Joe -- that is the world according to us. What does our customer see? What do they feel?
Jay -- yes, let's get us all in the conversation and then we can take a look at the product and service. As you point out, there are many free things people do not want, even at that price.
Posted by: Valeria Maltoni | April 04, 2007 at 03:03 PM
Valeria, great post. It keeps reminding me that as a business owner I need to constantly look at everything I offer from the perspective of my target audience. Free is a benefit to me, but not to my audience - and you help to make that clearer for me. Thanks.
Posted by: Dawud Miracle | April 05, 2007 at 06:31 AM
Dawud:
Even terminology is important. I stopped thinking about people as audience and target. If we're expansive, they will be too. Have you ever noticed that you like instantly people who seem to like you?

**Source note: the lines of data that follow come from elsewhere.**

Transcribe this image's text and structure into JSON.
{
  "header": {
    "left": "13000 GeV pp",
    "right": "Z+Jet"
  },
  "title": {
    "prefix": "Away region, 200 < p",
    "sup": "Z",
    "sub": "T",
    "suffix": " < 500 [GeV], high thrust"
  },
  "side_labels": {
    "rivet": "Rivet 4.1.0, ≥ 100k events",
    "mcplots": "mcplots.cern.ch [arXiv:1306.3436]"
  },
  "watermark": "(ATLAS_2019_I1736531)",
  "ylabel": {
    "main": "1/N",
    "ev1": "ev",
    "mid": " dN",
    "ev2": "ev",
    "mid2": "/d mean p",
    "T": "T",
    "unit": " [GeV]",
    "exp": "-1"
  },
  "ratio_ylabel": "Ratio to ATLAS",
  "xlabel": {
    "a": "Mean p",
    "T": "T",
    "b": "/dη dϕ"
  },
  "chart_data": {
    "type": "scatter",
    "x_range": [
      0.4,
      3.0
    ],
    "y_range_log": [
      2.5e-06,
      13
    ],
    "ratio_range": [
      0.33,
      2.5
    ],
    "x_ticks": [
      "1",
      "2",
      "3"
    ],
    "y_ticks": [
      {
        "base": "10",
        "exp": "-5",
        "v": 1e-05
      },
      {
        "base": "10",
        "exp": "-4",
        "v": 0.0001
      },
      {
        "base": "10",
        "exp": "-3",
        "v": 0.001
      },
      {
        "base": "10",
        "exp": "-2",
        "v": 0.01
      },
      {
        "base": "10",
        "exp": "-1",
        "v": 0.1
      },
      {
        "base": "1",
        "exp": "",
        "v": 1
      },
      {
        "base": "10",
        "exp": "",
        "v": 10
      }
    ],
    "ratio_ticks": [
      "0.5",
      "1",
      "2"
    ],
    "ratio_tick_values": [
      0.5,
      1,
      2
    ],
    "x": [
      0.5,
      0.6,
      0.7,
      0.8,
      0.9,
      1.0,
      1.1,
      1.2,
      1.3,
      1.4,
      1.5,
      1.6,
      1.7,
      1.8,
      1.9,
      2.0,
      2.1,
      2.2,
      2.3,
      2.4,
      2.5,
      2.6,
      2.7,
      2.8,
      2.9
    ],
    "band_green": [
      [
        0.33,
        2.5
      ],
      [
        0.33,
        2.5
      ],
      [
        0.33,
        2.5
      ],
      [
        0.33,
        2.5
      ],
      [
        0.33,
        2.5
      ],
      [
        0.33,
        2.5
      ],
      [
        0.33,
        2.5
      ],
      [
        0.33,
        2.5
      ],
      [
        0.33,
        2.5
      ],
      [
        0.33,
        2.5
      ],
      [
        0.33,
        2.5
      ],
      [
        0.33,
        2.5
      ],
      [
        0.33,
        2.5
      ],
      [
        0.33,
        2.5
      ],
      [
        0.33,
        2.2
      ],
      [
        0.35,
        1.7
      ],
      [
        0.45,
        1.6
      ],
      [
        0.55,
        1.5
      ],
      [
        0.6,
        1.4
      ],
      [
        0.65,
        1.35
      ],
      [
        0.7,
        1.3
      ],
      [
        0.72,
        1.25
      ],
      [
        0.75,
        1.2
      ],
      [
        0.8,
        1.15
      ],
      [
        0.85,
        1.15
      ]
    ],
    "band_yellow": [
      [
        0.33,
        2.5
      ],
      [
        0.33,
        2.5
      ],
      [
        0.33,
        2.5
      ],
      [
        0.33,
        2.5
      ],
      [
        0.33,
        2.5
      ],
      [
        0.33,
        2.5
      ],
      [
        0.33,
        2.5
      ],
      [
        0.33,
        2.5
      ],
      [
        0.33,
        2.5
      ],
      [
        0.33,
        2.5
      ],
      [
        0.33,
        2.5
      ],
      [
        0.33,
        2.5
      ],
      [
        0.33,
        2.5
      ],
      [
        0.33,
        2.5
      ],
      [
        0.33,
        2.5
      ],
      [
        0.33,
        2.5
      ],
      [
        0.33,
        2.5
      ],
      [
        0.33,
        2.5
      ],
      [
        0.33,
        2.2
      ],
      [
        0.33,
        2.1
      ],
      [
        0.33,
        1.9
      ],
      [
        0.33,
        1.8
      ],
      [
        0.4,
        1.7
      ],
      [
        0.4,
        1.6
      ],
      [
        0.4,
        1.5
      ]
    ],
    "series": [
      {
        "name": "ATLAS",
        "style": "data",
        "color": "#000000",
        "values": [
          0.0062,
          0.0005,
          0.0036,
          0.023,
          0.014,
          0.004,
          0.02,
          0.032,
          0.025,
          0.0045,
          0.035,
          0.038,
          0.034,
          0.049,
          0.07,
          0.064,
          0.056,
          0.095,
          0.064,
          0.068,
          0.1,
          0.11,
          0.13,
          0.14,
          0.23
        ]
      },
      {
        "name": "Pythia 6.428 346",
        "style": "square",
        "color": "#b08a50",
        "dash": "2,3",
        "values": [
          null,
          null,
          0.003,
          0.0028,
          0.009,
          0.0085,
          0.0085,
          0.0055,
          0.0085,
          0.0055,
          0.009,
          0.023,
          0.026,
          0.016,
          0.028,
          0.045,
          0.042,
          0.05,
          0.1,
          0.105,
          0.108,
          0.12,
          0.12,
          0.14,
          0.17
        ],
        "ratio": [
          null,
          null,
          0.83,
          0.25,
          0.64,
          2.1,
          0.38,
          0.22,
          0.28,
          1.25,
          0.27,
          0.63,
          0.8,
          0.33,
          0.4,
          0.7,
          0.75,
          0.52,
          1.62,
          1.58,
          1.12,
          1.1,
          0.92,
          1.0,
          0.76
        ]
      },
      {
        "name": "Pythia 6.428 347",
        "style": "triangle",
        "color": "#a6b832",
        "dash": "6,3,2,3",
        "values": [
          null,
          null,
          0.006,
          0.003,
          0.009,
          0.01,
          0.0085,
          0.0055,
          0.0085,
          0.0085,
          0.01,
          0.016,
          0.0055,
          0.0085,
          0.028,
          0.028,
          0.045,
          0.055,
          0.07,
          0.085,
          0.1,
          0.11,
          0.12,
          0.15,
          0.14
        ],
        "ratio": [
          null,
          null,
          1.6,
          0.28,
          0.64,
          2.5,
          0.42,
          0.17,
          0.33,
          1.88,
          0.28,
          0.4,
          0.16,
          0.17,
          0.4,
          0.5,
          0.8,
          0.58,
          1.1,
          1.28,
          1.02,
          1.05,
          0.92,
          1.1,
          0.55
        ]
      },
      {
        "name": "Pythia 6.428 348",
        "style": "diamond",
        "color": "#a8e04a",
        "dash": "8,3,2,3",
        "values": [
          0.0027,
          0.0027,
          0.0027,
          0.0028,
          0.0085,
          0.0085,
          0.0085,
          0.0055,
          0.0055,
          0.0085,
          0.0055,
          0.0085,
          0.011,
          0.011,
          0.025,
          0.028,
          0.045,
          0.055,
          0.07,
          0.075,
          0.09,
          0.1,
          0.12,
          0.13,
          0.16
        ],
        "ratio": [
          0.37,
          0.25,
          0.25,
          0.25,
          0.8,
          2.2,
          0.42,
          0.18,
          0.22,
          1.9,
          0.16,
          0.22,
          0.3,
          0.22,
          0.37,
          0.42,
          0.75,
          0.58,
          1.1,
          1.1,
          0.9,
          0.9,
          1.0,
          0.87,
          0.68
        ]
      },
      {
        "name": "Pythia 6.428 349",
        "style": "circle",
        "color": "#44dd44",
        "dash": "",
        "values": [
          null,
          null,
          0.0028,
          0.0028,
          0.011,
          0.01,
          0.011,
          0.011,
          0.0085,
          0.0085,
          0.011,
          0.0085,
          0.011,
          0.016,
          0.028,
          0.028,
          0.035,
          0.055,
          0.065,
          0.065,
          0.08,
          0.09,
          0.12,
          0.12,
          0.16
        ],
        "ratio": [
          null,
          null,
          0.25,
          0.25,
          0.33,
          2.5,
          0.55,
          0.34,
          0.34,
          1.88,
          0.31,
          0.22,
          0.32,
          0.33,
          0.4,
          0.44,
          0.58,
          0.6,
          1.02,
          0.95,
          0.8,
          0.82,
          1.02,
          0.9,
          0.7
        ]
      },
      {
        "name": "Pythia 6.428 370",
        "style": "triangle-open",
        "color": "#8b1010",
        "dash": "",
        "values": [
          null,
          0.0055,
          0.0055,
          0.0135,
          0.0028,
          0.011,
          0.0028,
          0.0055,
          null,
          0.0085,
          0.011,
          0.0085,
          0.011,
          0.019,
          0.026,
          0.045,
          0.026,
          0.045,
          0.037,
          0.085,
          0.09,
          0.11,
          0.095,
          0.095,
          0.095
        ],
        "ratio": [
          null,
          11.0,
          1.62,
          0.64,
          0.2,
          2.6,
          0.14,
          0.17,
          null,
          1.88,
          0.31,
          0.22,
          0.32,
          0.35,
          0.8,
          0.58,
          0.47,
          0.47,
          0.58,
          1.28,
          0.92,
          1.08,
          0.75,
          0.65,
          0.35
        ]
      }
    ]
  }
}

Maybe use partner and exchange as mental reminders. Words matter. Think about your name, isn't it fabulous to be called Miracle?
Posted by: Valeria Maltoni | April 05, 2007 at 09:34 AM
Thanks Valeria. I guess I don't think much about my name anymore since I've lived with it my whole life. But it is pretty neat.
I hear you on words. I'm big with semantics - so much so that I can irritate my wife with it. So it's funny you mention about audience or target. Those phrases, and all their cousins, have felt hollow to me for a long time. I guess I just haven't found the terms I like that also clearly convey to people what I'm referring too. Interesting thing to consider. Thanks for bringing it up.